Cette page, qui n'a pas la prétention d'être exhaustive, est un hommage rendu aux hommes du 36e régiment d'infanterie que mon arrière-grand-père, Fernand Le Bailly, a côtoyés, parfois photographiés pendant la Première Guerre mondiale. Elle souhaite conserver et transmettre leur souvenir. Elle est conçue à partir de témoignages, d'écrits et d'archives personnels qui m'ont été envoyés, en partie par des descendants de soldats du 36e. Elle est aussi un prétexte pour aller à la rencontre d'"invités" – historiens, passionnés de la Grande Guerre, élus, écrivains... – qui nous font redécouvrir aujourd'hui ce titanesque conflit. Elle est enfin un argument pour découvrir tous les prolongements de ce gigantesque conflit dans le monde d'aujourd'hui.

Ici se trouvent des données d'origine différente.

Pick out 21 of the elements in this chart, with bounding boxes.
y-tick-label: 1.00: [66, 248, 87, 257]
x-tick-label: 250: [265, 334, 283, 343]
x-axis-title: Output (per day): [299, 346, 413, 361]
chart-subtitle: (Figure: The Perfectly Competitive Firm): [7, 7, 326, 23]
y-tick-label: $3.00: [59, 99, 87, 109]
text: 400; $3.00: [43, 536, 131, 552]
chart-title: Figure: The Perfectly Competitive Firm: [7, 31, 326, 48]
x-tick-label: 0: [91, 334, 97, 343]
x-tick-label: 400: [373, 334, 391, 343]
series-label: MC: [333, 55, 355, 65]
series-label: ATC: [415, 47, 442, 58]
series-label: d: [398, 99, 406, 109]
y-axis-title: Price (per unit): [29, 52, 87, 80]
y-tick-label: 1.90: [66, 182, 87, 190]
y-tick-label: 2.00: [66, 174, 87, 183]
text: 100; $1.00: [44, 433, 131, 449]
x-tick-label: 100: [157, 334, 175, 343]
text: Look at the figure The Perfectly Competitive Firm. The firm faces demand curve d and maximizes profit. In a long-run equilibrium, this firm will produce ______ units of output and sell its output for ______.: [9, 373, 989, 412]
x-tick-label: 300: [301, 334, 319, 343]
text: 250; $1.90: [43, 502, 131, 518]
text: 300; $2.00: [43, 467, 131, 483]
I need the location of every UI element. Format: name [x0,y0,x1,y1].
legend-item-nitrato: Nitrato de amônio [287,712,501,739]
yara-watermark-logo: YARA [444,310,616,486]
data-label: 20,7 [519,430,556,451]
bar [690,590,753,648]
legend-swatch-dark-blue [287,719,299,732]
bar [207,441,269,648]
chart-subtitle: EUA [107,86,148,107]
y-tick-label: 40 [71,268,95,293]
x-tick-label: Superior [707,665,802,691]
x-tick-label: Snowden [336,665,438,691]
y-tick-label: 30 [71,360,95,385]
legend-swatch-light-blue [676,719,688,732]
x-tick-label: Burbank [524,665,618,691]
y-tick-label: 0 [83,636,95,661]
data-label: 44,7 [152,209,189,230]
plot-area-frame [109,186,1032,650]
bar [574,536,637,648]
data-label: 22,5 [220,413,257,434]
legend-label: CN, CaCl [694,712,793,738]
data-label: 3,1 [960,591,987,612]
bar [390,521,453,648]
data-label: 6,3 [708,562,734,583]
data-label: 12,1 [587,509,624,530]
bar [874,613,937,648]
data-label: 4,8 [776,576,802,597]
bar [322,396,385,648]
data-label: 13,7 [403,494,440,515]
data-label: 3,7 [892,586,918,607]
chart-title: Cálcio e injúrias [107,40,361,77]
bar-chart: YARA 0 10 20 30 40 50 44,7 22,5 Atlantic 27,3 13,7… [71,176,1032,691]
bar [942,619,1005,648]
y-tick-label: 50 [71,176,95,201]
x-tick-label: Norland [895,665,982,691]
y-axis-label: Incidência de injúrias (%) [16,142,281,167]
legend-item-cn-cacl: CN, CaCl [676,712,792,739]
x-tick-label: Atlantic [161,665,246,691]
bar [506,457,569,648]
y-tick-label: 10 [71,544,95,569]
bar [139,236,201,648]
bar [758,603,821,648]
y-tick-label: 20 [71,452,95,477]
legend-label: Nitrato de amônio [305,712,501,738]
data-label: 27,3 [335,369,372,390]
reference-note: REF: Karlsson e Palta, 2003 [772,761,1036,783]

Comment consulter cette page ? Vous pouvez lire progressivement les messages, qui ne respectent pas un ordre chronologique (ils évoquent, par exemple, l'année 1915 ou 1914). Vous pouvez aussi avoir envie de vous attarder sur une année ou un secteur géographique : pour cela, cliquez dans la colonne à gauche dans la rubrique "Pages d'histoire du 36e" sur la période et le lieu qui vous intéressent. Tous les messages seront alors rassemblés pour vous selon l'ordre de publication.
Comment rentrer en contact ? Pour de plus amples renseignements sur ce site, ou me faire parvenir une copie de vos documents, vos souvenirs ou remarques, écrivez-moi. Mon adresse : jerome.verroust@gmail.com. Je vous souhaite une agréable lecture.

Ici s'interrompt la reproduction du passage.